Desde logo percebeu que não se encontrara com nenhum ex-religioso, padre ou pastor, o que o fazia, de certa forma, um pouco incompatível com os demais, ao menos quanto aos ideais sustentados em vida. Isso também poderia ser um empecilho, porque lhe dava alguma preeminência cultural, muito embora esta idéia lhe causasse muito desconforto.
“Por que não atino logo com uma grave acusação da consciência, eu que vivi tanto tempo a ruminar as diretrizes cristãs para descobrir em mim os descompassos dos defeitos e dos pecados? Terei feito crescer o orgulho, eu que, a todo momento, estou considerando que sei isto e aquilo melhor que ninguém, por força de ter tanta coisa de cor e à disposição? Será que o próprio tempo dedicado ao recolhimento e à descoberta dos fundamentos morais de minha psique terminou por encobrir, e mesmo a fermentar, exatamente o que tanto buscava eliminar através das preces e dos sacrifícios?”
Ajustou, então, os pensamentos no sentido de buscar entender as reações alheias, não mais pelo temor de enfrentar uma inteligência melhor dotada, mas pelo medo de conviver com uma pessoa cheia de defeitos, intransigente e impertinente.
“Se for isso, como é que teriam tido conhecimento de minha íntima composição de caráter, quando eu mesmo me considero totalmente incapaz de perceber como pensam e sentem os meus alunos, quanto menos os meus colegas? Que indícios de inferioridade lhes terei passado?...”
Suspendeu o pensamento na metade, imaginando se sua história não estaria consignada nos arquivos da instituição, à qual, sendo assim, teriam todos acesso através dos processos computadorizados. Imediatamente, acionou o aparelho e consignou o seu nome. De fato, registrava-se a sua biografia, mas unicamente o que ele mesmo havia ditado, sem nada que pudesse desaboná-lo.

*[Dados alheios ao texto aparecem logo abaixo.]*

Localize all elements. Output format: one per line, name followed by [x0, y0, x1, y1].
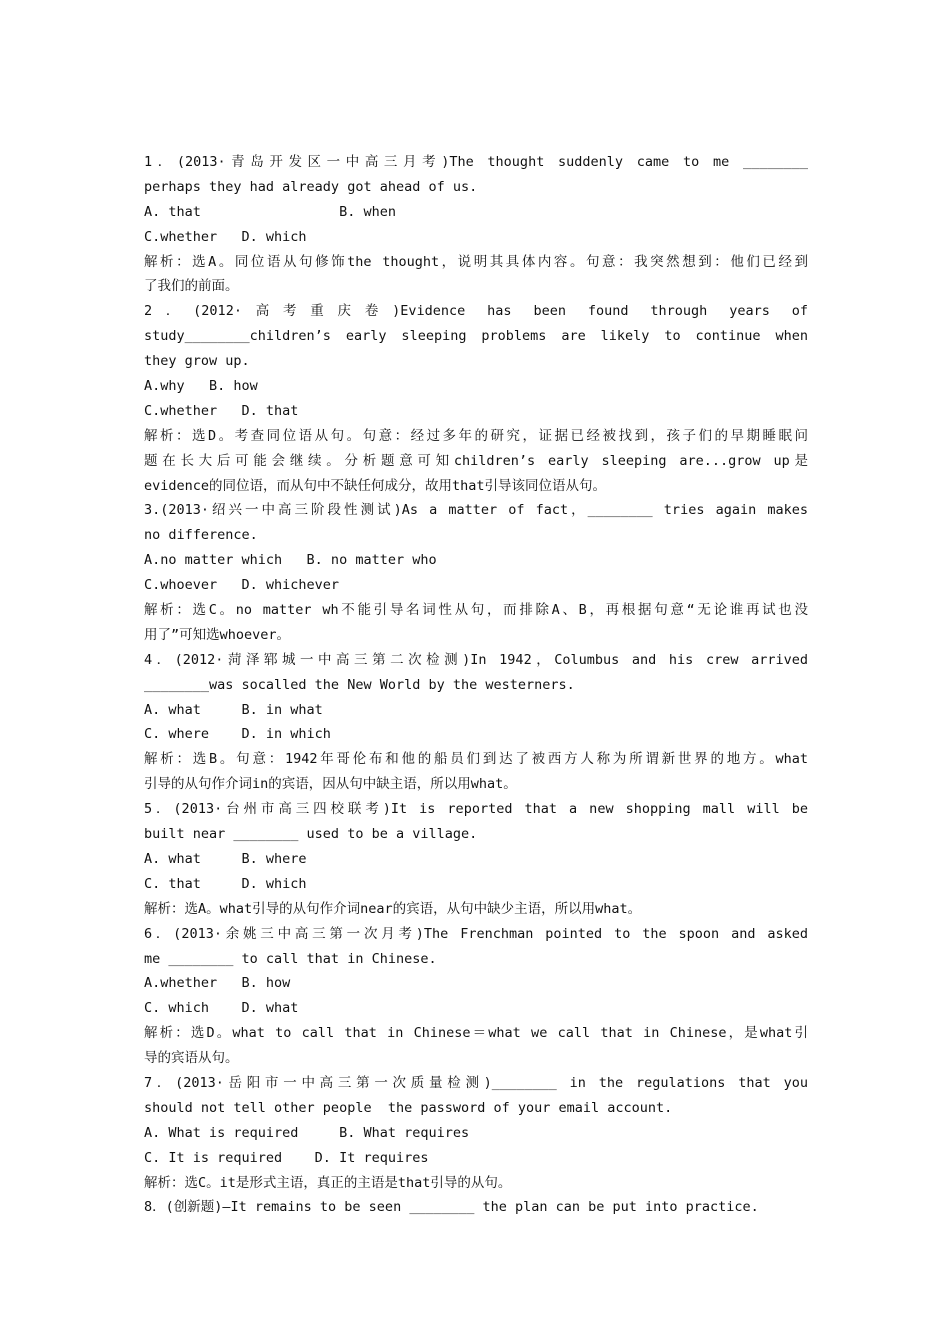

Foi aí que lhe veio a idéia de chamar para a tela a figura de seu professor Maciel. A primeira informação era de que se tratava de um professor emérito, cuja atuação na tal “Escolinha de Evangelização”, de que era diretor, datava de sua fundação. No alto da página, o dado surpreendente de que haveria duzentas e setenta e duas páginas a serem lidas, consignando-se uma biografia múltipla das últimas doze encarnações, a partir da última até a primeira, em ordem decrescente, portanto, como a caracterizar primeiro as qualidades como efeitos provenientes de causas que se descobririam depois.
Adonias achou estranha essa disposição, pensando que fosse para resguardar a boa memória das condições atuais, e tentou invadir o passado do professor, adiantando-se para o fim da descrição psicológica, mas o programa não respondeu, fixando-se na página de rosto que deveria ser assinalada através de algumas perguntas e respostas que indicariam que a leitura fora completamente realizada.
Essa dificuldade fez que Adonias se desinteressasse pela história do mestre, a qual lhe pareceu situar-se exatamente no ponto em que estava a sua, já que não conseguia retroceder sequer para a sua penúltima peregrinação carnal. Chegou, inclusive, a pensar em desistir de dar seu curso e de freqüentar o outro, achando que deveria candidatar-se a alguma tarefa humilde, conforme se acostumara no convento, onde prestava inúmeros serviços braçais, benigno suor que lhe dava o direito de pensar em que estava sendo útil à comunidade e, por tabela, ao conjunto dos seres humanos.
Foi com essa intuição que adormeceu, ainda lhe perpassando pela mente a perquirição sobre a razão de necessitar desses momentos de restauração física, quando seu corpo era fluido e suas energias tão facilmente recarregadas, tanto que sua alimentação era frugalíssima e até esporádica.